Nepal has seen a sharp spike in COVID-19 cases as its southwest neighbor, India, grapples with an overwhelming outbreak. Case numbers and deaths are rising at a breakneck pace.
According to Reuters a mutant, more contagious COVID strain may be responsible for the outbreaks in India and Nepal. Hospitals, such as those along the India-Nepal border, have seen a tremendous increase in demand, with even children and young people in critical condition. Public health experts predict if trends continue, hospital beds would be hard — if not impossible — to find.
Elevate Nepal Co-Founder Dan Maurer is currently on the ground in Nepal. He witnessed a mass exodus from Nepal’s capital city, Kathmandu, as a regional lockdown took effect.
“Because people have no source of income due to the lockdown, people have traveled in large numbers back to their hometown villages,” Dan explained. “It was incredible to see huge gatherings of people at the bus parks trying to find transport out of the city.”
Dan was able to leave Kathmandu and is now staying in a village near Hetauda, around 50 miles outside of the city.
“Last year’s nationwide, five-month lockdown was devastating for Nepal in a variety of ways,” Dan said. “From my observations, it seems Nepalis are just as concerned about a lockdown as they are about COVID.”

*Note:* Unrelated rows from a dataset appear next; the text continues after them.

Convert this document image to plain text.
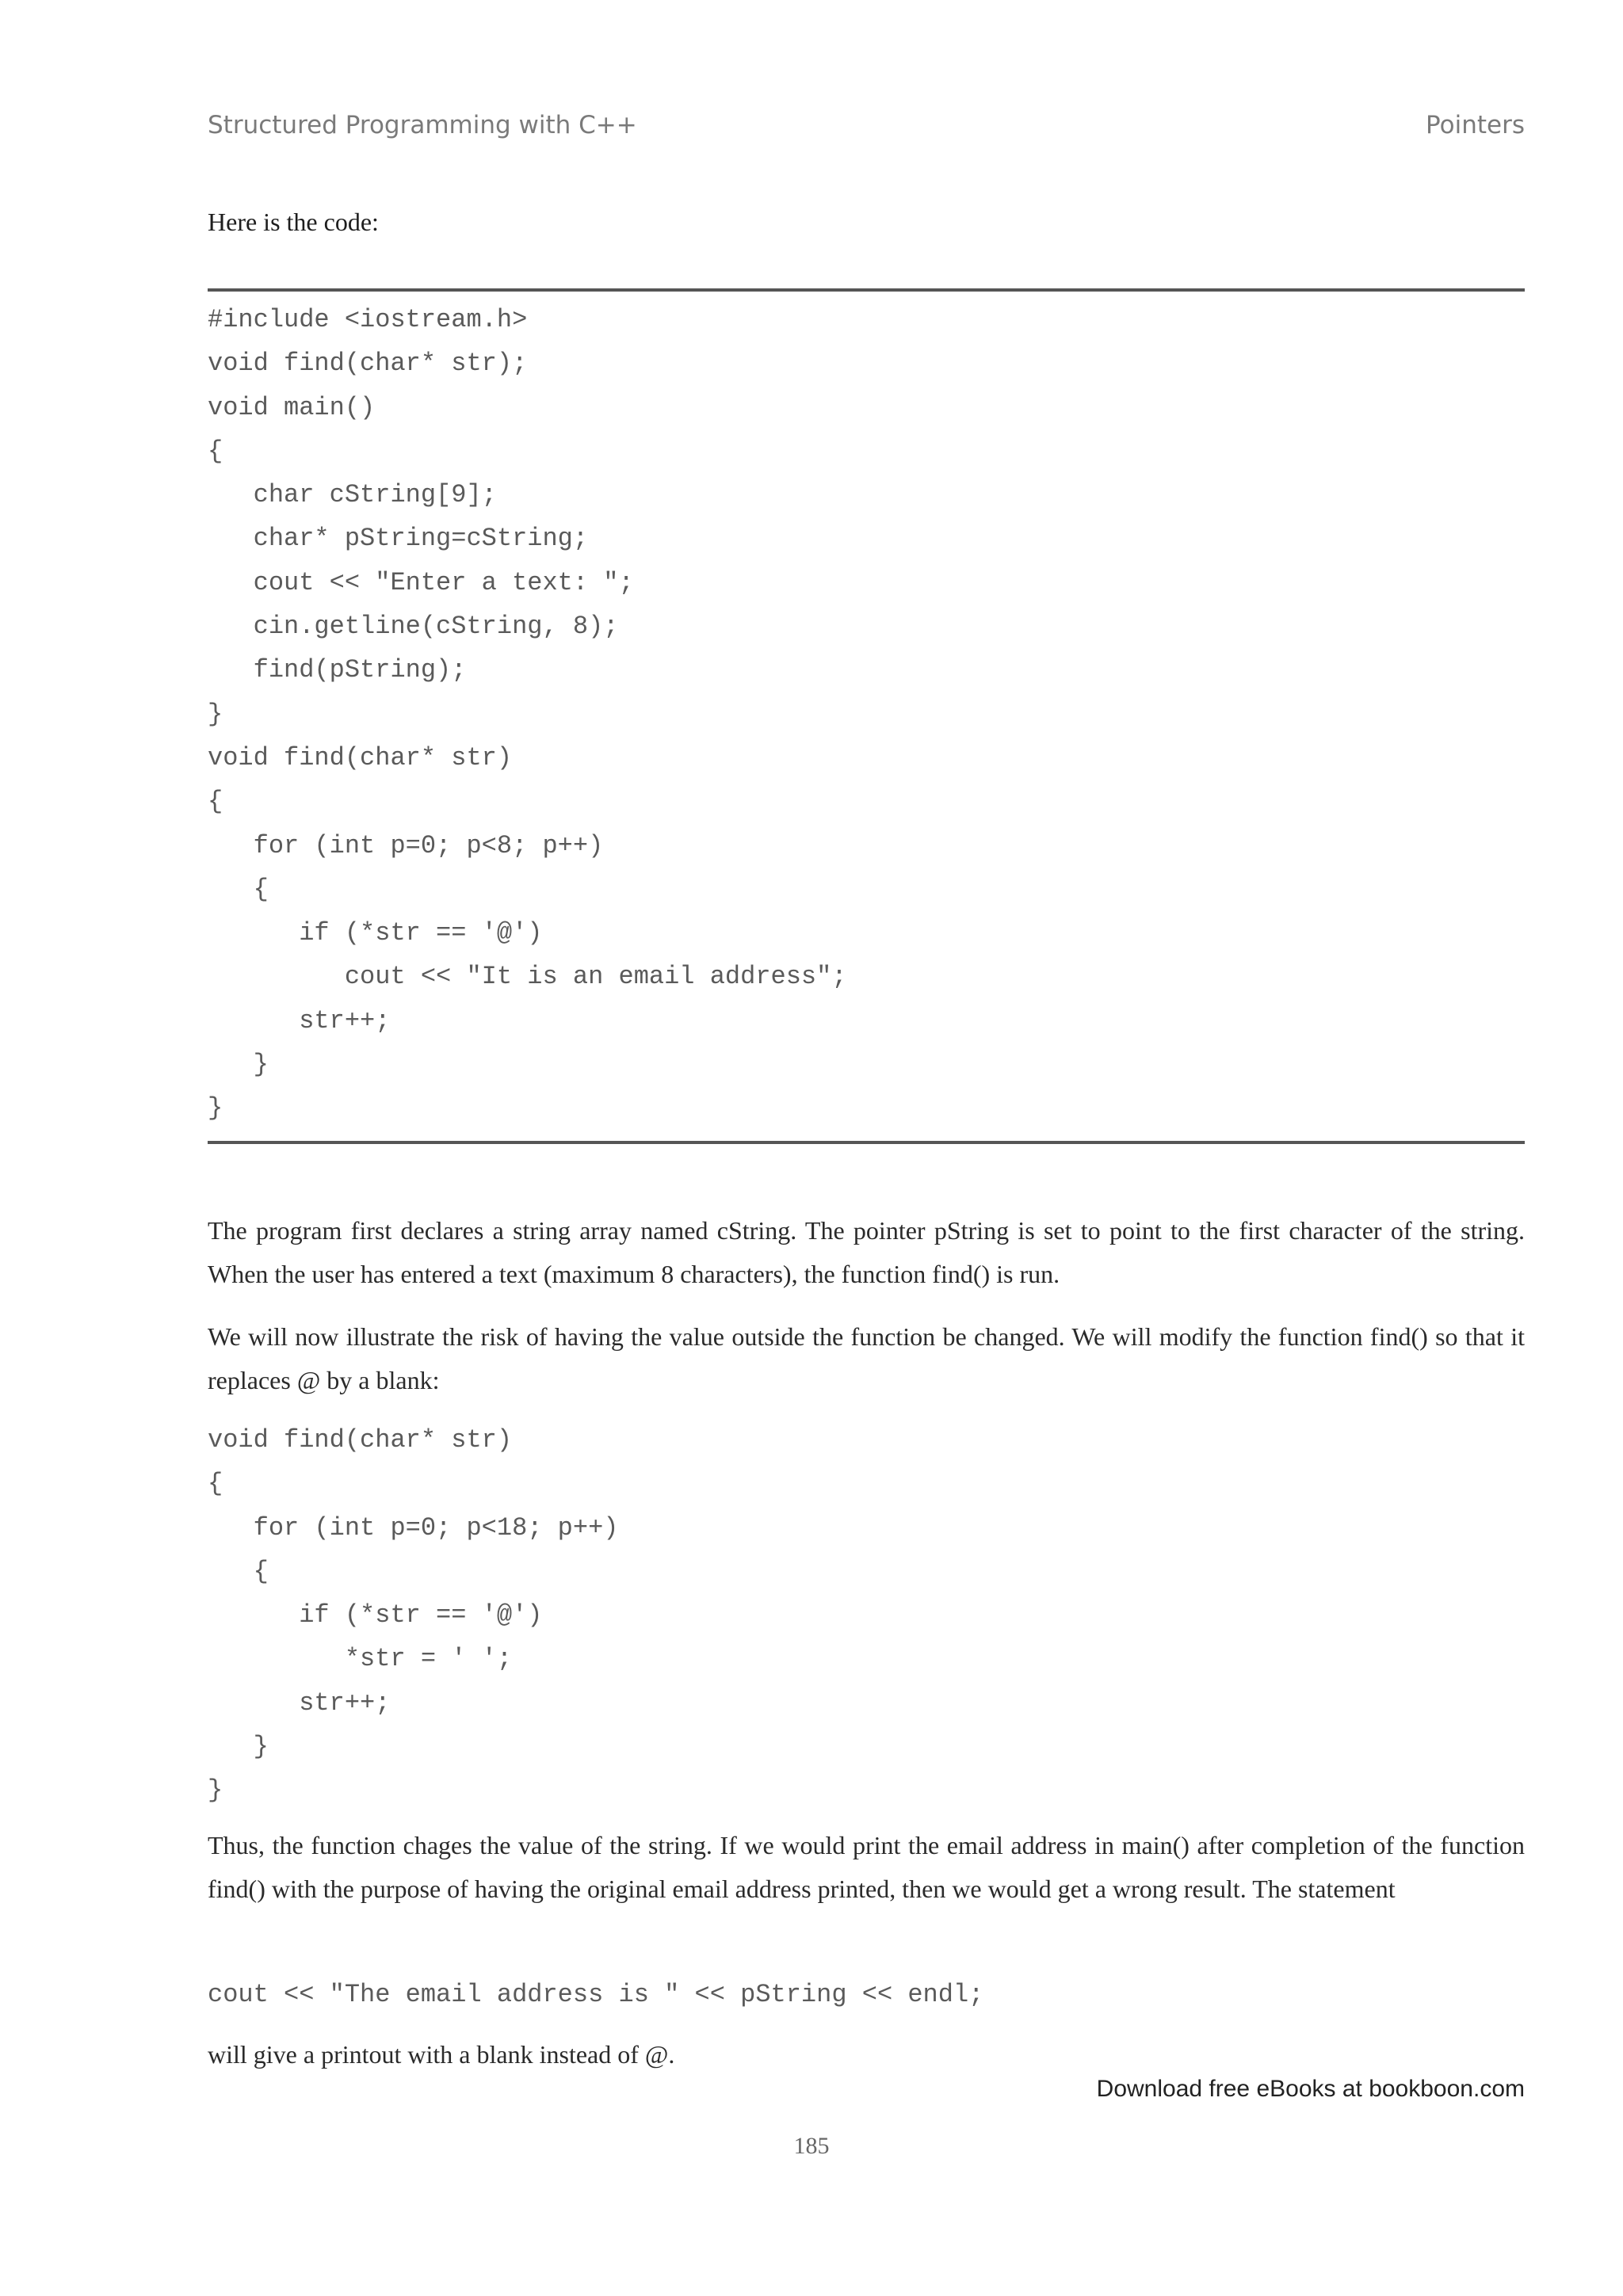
Structured Programming with C++	Pointers
Here is the code:
#include <iostream.h>
void find(char* str);
void main()
{
char cString[9];
char* pString=cString;
cout << "Enter a text: ";
cin.getline(cString, 8);
find(pString);
}
void find(char* str)
{
for (int p=0; p<8; p++)
{
if (*str == '@')
cout << "It is an email address";
str++;
}
}

The program first declares a string array named cString. The pointer pString is set to point to the first character of the string. When the user has entered a text (maximum 8 characters), the function find() is run.

We will now illustrate the risk of having the value outside the function be changed. We will modify the function find() so that it replaces @ by a blank:

void find(char* str)
{
for (int p=0; p<18; p++)
{
if (*str == '@')
*str = ' ';
str++;
}
}

Thus, the function chages the value of the string. If we would print the email address in main() after completion of the function find() with the purpose of having the original email address printed, then we would get a wrong result. The statement

cout << "The email address is " << pString << endl;

will give a printout with a blank instead of @.

Download free eBooks at bookboon.com
185
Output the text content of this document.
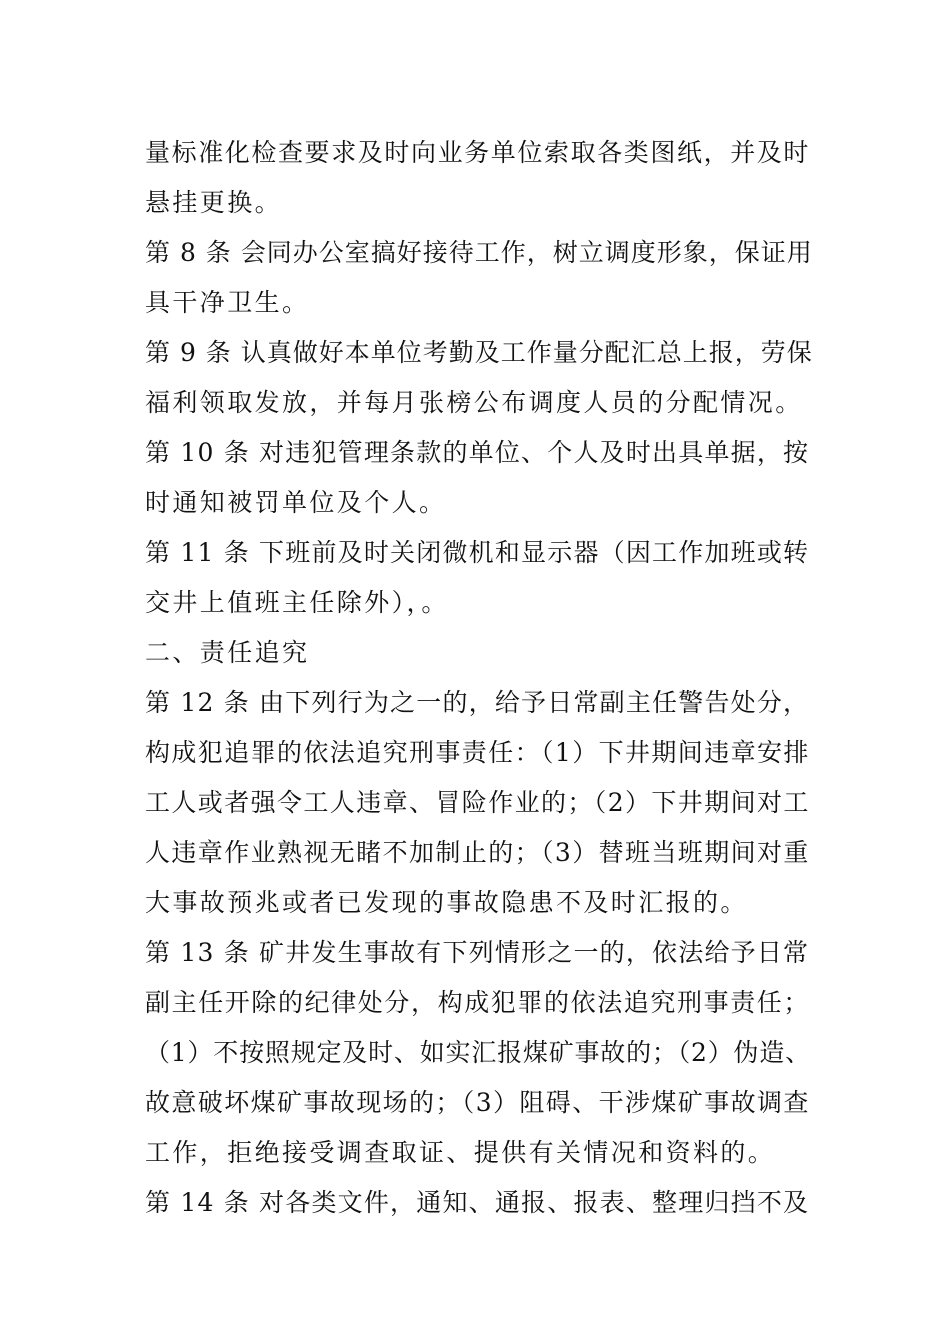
量标准化检查要求及时向业务单位索取各类图纸，并及时
悬挂更换。
第 8 条 会同办公室搞好接待工作，树立调度形象，保证用
具干净卫生。
第 9 条 认真做好本单位考勤及工作量分配汇总上报，劳保
福利领取发放，并每月张榜公布调度人员的分配情况。
第 10 条 对违犯管理条款的单位、个人及时出具单据，按
时通知被罚单位及个人。
第 11 条 下班前及时关闭微机和显示器（因工作加班或转
交井上值班主任除外），。
二、责任追究
第 12 条 由下列行为之一的，给予日常副主任警告处分，
构成犯追罪的依法追究刑事责任：（1）下井期间违章安排
工人或者强令工人违章、冒险作业的；（2）下井期间对工
人违章作业熟视无睹不加制止的；（3）替班当班期间对重
大事故预兆或者已发现的事故隐患不及时汇报的。
第 13 条 矿井发生事故有下列情形之一的，依法给予日常
副主任开除的纪律处分，构成犯罪的依法追究刑事责任；
（1）不按照规定及时、如实汇报煤矿事故的；（2）伪造、
故意破坏煤矿事故现场的；（3）阻碍、干涉煤矿事故调查
工作，拒绝接受调查取证、提供有关情况和资料的。
第 14 条 对各类文件，通知、通报、报表、整理归挡不及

Most people living in Kathmandu are daily wage earners and lockdown eliminated their only source of income.
The movement of people from the city to rural villages may result in even higher infection rates. This is concerning as rural areas have limited access to health care services, if any at all. Moreover, an influx of people could stress the villages’ resources, such as food and water.
Elevate Nepal continues to encourage best prevention practices, including social distancing, frequent hand washing and wearing masks. Dan and In-Country Coordinator Resham Bal recently went to the Sarsyu Primary School (which Elevate Nepal helped to rebuild after the 2015 earthquake) to distribute more than 700 masks to all students and staff, and provide education on the virus’ danger. The following day, schools across Nepal shut down for the next month due to the pandemic.
As we always tell our Nepali friends and colleagues: Stay safe and stay positive!